The heaviest things in the world:
4) iron
3) lead
2) tungsten
1) a toddler who doesn’t want to be picked up
You know you’re getting old when you scroll down the birthday drop down menu … And it starts going into Roman Numerals.
I’m at the age where I am about to make a dentist a lot of money.
me (normal): hey did you watch those 67 videos I sent you last night
my friend (also normal): of course
The only time you should be faking it is when your pet checks to see if you’re awake
When people tell me I look like my mother, I assume they mean disappointed.
If insanity is repeating the same action expecting a different outcome, should I just wait til my kids are in college to clean the house?
I couldn’t own a dog.
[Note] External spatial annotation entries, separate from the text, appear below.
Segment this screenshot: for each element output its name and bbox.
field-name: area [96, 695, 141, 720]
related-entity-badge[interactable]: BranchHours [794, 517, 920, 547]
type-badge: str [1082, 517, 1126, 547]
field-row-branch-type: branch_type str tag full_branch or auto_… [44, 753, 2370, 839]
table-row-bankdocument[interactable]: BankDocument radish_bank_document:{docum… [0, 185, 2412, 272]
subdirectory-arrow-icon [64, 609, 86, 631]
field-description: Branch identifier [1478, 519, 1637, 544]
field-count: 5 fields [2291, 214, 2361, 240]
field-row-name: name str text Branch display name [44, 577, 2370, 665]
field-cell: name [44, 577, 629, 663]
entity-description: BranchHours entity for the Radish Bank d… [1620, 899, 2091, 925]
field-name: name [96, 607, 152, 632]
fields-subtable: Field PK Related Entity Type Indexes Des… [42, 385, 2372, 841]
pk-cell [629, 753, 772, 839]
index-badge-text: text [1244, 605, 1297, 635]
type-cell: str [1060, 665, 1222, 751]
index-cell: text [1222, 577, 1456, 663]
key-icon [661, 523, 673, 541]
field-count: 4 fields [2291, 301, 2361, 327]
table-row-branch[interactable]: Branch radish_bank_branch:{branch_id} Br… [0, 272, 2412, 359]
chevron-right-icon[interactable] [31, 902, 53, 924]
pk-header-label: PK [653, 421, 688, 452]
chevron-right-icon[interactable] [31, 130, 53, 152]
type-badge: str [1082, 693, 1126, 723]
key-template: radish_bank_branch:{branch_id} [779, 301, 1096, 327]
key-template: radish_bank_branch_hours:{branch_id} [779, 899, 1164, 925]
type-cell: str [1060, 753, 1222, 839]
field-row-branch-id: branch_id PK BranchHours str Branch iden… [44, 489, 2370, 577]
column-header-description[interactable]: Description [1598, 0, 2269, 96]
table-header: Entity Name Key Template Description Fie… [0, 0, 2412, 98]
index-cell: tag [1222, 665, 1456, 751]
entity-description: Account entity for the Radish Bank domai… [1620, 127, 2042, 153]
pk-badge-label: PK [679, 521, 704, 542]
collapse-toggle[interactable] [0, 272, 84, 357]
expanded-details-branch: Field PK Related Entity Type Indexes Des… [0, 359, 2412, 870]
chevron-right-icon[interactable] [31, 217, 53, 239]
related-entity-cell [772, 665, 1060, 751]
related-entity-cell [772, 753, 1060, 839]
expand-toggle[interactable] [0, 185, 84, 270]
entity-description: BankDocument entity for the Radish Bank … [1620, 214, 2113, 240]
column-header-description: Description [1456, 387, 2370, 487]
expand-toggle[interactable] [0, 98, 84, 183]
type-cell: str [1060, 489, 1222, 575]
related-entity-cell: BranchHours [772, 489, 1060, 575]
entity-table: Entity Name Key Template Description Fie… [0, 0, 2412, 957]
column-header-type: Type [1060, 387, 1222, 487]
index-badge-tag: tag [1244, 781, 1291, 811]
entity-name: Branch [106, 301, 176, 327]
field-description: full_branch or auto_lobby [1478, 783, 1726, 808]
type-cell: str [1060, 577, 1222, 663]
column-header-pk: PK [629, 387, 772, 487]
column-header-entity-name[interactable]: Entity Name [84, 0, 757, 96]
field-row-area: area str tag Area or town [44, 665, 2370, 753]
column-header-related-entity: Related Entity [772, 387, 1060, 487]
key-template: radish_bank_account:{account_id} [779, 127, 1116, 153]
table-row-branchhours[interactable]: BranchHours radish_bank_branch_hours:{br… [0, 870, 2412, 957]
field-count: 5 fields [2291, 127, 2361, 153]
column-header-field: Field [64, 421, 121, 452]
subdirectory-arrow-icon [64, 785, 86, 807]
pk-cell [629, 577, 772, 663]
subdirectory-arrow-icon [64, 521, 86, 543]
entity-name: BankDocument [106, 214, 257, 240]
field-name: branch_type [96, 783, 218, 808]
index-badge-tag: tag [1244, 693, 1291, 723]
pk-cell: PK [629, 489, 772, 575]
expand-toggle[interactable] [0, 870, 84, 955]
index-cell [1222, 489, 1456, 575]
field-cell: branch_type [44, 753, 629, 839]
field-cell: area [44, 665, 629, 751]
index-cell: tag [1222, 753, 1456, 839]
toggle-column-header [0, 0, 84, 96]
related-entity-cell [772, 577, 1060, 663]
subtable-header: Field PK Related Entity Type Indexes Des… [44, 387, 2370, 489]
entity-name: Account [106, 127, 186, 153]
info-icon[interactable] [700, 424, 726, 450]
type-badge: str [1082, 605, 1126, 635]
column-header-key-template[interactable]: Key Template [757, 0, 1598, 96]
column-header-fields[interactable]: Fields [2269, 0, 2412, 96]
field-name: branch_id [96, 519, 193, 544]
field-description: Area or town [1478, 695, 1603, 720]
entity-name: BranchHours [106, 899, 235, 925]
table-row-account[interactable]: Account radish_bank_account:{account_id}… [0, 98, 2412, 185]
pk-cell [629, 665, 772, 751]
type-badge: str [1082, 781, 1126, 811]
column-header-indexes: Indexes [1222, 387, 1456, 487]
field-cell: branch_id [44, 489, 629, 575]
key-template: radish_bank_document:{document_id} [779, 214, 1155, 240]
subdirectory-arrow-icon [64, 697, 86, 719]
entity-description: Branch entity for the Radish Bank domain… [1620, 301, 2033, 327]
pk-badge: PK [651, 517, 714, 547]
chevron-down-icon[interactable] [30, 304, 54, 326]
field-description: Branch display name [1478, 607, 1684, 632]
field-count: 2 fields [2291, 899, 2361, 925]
The look of disappointment in its eyes when I throw a ball as far as I can and it lands right in front of me.
my wife preps for bed with a routine of reading, aromatherapy & no screen time
i prep for bed by only sleeping 3 hours the night before
What jugglers do best
1. Juggle
2. Make people who can’t juggle feel bad for not being able to juggle
Vader: I am your father!
Random kid: Really?
Vader: You’ve got like 30 siblings. I’m kind of a man whore.
Now responding to all “hello”
DMs with “Adele?”
When I go shopping I like to buy condoms and cat food at the same time just to confuse the cashier.